La prima: siamo in piena pandemia (lontana ancora dall’essere risolta) e in piena campagna di vaccinazione (che sta incontrando molti imprevisti e ostacoli); non ci possiamo consentire due/tre mesi di vuoto politico e campagna elettorale.

La seconda: a giudicare dai sondaggi, l’esito delle elezioni sarebbe un quasi certo governo delle Destre; ma questo governo si reggerebbe con molte probabilità su una maggioranza non molto più coesa di quella che in questi giorni è andata in crisi.

Inoltre rimetterebbe quasi sicuramente in discussione il rapporto con l’Europa, faticosamente intessuto da Conte (sia nel primo che nel secondo dei suoi governi), e, di conseguenza, i fondi che l’Europa ha promesso all’Italia col Ricovery plan.
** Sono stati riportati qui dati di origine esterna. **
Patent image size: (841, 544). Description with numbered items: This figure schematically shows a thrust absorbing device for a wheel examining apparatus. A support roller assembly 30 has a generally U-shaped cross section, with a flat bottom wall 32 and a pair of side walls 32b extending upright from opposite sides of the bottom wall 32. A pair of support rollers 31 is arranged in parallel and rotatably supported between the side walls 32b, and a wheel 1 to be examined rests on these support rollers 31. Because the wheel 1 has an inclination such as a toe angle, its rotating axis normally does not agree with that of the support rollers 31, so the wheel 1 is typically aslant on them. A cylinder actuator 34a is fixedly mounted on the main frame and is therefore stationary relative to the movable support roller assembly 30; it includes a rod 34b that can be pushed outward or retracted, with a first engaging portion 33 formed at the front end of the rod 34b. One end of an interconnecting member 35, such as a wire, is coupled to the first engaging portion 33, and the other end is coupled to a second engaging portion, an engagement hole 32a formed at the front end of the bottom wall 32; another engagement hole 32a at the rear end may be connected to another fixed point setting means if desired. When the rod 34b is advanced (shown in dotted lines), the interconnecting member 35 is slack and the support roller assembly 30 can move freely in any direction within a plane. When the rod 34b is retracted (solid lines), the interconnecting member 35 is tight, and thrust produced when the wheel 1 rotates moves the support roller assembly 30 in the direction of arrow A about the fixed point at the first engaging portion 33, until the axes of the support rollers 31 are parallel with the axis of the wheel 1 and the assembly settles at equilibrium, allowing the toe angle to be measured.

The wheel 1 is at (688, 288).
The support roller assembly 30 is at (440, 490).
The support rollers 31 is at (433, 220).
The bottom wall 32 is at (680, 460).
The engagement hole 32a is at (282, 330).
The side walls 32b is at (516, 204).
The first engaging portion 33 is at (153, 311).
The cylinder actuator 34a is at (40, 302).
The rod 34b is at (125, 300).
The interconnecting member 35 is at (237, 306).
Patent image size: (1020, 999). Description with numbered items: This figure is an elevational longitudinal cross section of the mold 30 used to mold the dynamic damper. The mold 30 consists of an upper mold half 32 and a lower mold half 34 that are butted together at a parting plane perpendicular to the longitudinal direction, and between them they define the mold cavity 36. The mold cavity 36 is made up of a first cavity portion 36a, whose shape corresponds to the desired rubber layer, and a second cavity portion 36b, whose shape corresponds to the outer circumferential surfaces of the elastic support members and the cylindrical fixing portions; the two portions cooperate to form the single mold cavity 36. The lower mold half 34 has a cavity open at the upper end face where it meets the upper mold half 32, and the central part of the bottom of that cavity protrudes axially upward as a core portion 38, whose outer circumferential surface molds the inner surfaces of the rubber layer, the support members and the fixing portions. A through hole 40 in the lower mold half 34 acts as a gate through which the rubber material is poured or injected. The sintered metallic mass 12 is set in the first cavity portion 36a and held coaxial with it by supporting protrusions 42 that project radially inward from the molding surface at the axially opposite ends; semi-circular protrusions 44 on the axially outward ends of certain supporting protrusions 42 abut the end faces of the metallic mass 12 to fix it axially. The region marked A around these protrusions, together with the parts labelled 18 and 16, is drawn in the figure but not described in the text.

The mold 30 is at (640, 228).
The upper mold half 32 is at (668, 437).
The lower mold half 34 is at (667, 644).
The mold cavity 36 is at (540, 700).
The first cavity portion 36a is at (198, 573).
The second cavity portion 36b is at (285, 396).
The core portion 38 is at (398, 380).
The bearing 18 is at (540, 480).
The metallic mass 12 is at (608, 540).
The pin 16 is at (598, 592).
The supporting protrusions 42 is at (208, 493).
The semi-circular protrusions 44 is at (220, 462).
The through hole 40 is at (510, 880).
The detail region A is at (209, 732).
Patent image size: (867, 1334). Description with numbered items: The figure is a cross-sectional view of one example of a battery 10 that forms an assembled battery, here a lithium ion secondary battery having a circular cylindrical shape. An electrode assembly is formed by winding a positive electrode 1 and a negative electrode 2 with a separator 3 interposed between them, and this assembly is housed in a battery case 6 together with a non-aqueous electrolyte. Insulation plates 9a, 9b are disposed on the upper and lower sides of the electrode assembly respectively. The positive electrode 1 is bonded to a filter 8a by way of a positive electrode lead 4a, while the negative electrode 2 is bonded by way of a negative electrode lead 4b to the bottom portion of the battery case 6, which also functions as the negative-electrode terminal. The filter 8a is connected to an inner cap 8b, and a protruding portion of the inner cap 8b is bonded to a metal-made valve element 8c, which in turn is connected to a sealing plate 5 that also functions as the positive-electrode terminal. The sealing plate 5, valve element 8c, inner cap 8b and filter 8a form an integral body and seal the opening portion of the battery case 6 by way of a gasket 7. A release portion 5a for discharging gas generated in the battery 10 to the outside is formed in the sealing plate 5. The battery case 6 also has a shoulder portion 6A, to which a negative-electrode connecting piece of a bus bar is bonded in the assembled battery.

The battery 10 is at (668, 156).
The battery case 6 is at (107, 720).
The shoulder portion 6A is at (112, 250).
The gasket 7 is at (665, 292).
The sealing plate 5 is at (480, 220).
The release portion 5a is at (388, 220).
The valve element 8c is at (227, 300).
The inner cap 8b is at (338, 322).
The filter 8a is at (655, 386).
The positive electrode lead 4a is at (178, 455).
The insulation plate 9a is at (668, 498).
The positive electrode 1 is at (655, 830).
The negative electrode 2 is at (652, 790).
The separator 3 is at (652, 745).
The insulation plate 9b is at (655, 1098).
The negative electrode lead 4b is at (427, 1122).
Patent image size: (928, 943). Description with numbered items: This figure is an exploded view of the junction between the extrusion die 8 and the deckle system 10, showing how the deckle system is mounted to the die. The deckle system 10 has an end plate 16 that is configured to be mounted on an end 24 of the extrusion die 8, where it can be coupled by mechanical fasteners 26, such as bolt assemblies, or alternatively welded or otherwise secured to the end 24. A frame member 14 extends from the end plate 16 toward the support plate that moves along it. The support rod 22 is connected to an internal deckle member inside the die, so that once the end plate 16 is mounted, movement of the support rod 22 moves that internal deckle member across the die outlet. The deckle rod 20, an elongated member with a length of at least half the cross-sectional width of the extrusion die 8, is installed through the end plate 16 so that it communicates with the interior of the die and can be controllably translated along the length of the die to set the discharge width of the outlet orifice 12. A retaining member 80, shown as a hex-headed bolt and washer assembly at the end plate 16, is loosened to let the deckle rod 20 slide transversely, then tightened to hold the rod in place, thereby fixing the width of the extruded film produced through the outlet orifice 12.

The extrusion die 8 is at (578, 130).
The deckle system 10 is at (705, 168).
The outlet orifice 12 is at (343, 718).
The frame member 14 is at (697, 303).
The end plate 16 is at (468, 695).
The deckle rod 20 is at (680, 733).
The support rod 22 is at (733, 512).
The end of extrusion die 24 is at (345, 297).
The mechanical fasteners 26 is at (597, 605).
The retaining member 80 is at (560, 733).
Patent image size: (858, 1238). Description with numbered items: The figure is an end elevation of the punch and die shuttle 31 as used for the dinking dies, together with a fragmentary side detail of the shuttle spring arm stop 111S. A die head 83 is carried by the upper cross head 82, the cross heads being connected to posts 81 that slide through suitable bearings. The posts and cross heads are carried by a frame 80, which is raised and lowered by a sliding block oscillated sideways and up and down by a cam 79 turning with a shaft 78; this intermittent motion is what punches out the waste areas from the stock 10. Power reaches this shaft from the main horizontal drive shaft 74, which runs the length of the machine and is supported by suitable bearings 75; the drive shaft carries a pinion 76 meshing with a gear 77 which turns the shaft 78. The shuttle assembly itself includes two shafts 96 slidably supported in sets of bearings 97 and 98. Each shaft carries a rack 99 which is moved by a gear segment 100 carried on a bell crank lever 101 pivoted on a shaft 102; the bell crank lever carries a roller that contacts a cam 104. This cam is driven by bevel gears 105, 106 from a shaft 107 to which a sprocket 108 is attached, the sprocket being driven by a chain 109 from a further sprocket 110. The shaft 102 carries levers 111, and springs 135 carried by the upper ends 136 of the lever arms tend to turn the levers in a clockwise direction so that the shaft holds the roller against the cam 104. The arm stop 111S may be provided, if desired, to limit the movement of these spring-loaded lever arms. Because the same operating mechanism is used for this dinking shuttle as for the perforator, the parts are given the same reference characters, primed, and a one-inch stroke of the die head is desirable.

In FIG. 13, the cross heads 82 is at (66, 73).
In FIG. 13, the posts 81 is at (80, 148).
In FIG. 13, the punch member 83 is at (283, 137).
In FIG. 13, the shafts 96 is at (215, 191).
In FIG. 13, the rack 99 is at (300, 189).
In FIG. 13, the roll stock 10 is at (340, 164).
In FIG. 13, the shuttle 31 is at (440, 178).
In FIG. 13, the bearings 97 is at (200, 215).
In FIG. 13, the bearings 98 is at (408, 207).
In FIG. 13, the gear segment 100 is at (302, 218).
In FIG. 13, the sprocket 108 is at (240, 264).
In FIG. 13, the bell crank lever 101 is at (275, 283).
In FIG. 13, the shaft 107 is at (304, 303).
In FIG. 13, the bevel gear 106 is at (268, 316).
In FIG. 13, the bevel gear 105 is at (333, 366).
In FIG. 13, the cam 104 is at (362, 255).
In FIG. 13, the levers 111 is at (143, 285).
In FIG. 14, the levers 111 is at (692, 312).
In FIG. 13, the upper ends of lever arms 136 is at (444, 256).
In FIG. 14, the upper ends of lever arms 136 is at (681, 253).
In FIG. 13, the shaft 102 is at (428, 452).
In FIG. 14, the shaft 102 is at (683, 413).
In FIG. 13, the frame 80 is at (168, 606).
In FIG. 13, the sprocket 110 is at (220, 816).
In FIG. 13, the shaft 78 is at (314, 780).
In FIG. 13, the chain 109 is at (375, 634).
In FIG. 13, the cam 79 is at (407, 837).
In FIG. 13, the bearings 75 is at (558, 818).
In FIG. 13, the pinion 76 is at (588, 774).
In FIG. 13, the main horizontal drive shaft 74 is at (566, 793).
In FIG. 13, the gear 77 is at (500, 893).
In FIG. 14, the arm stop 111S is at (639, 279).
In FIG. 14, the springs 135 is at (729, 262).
Entrambe tali ipotesi sarebbero disastrose non solo e non tanto per lo schieramento politico che ha sostenuto in questo ultimo anno e mezzo il governo, ma per l’intero popolo italiano, compreso quello di destra, benché questo non ne sia consapevole.

Perciò penso che le elezioni anticipate vadano evitate (quasi) ad ogni costo. Il “quasi” è legato alla condizione che la salvezza della legislatura avvenga in nome del superiore interesse del Paese e non per poco nobili interessi di natura personale.

Ma su questo c’è ben poco da essere ottimisti.